Health Care Turnover Cuts Trust and Erodes Patient Care
Briefly

Health Care Turnover Cuts Trust and Erodes Patient Care
"I can't blame them for burning out or seeking new challenges. But it's not easy to bring a new practitioner up to speed when you have a long, complicated medical, dental, social, economic, and cognitive history after brain injury. Educating and learning a new person's facial expressions and body language suck you dry. Losing trusted support over and over leads to separation anxiety and diminished capacity to trust."
"Long before my brain injury, I talked with a friend with paralysis who needed daily help. I had visions from TV shows of a trusted person who cheerfully and competently supplied the physical aid my friend required. A person who stayed in their life and gave them a bedrock to rely on as they went out to work or lived life like the rest of us. I was wrong."

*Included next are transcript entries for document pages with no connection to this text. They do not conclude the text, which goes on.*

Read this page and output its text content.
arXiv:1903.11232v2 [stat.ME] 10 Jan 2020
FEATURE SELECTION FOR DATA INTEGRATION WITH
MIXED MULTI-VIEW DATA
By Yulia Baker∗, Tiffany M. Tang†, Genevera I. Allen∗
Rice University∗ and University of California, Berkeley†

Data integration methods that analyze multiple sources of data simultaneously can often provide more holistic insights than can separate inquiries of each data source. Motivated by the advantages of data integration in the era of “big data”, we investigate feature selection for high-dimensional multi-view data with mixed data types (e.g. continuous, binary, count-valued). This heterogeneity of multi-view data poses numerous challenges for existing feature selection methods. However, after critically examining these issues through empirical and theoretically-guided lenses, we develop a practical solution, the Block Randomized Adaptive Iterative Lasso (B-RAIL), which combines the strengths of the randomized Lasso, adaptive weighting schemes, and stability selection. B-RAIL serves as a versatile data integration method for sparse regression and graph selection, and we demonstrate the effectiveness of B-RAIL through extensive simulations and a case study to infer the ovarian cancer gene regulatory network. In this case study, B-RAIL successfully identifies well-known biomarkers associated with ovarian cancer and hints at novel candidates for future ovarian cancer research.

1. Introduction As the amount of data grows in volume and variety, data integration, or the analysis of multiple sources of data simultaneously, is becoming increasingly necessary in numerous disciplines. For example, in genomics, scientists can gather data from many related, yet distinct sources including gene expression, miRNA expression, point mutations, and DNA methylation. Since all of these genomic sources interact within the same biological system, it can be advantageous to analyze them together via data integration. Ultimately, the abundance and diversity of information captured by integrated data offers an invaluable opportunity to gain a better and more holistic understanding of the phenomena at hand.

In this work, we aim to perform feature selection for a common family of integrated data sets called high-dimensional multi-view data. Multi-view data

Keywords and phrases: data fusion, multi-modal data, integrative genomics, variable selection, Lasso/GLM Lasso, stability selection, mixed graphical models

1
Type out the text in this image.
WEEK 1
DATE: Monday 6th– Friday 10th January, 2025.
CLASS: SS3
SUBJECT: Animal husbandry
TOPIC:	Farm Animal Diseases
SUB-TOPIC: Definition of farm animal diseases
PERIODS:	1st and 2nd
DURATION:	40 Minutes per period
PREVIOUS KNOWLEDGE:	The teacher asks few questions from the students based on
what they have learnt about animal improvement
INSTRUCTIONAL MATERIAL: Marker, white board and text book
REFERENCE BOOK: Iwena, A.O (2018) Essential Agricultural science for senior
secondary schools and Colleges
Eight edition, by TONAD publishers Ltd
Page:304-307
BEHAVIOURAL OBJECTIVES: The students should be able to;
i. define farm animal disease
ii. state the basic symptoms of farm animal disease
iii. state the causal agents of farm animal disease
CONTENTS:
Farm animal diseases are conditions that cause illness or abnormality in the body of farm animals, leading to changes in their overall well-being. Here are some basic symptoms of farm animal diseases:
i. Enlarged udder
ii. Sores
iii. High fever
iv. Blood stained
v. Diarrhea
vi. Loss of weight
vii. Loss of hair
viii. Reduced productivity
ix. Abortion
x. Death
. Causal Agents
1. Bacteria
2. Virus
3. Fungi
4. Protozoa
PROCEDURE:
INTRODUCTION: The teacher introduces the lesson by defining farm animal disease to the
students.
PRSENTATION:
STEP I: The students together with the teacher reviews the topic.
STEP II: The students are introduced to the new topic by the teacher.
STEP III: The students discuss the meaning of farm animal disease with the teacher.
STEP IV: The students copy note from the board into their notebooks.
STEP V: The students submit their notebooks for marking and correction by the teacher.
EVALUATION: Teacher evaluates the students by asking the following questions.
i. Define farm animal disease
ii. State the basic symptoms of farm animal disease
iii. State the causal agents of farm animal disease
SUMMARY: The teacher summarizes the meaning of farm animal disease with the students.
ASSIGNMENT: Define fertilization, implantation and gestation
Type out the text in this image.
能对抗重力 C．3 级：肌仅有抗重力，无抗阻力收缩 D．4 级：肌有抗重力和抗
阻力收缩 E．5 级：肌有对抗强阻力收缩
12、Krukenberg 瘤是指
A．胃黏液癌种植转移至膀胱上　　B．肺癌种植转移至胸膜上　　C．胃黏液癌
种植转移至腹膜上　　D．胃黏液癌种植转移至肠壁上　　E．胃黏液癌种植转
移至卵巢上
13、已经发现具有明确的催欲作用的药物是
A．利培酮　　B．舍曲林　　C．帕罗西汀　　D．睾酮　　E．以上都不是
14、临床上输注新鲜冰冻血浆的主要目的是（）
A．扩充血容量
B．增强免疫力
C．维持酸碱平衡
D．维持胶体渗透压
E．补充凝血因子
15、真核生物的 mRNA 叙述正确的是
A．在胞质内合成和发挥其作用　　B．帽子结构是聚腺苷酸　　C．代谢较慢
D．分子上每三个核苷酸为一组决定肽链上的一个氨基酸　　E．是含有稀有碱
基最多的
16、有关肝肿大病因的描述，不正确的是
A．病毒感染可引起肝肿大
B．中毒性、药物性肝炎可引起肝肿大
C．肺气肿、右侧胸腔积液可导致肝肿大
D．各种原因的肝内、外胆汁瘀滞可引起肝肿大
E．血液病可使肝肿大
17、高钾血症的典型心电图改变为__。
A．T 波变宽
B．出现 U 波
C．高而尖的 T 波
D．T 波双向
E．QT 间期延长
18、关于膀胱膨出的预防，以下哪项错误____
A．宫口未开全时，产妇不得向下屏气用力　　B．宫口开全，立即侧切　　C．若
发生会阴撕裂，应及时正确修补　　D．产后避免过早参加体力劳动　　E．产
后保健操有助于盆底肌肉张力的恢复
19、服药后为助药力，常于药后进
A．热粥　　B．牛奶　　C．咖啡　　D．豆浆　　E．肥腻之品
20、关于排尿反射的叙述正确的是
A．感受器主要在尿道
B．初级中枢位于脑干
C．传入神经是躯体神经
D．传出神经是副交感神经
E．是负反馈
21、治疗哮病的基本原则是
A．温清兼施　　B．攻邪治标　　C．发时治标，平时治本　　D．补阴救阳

"For two weeks after my car crash, I experienced the heaven and relief of a competent, cheerful personal support worker, paid for by my auto insurance. Subsequently, they became stingy in funding home care, while the home care companies sent workers who treated my brain injury as permission to take advantage of me. I received too few hours per week with cleaning and food prep help."
Frequent turnover of physicians and support workers forces people with brain injuries to repeatedly educate new practitioners and rebuild trust, draining emotional and cognitive resources. Long, complex medical, dental, social, economic, and cognitive histories make onboarding new providers time-consuming and exhausting. Repeated loss of trusted caregivers produces separation anxiety and reduced capacity to trust, setting recovery back. Long-term care arrangements often change every two years, requiring new hiring and risking poor matches. Initial adequate support after injury can be reduced by insurers and home-care agencies, resulting in insufficient hours and exploitative or inattentive workers.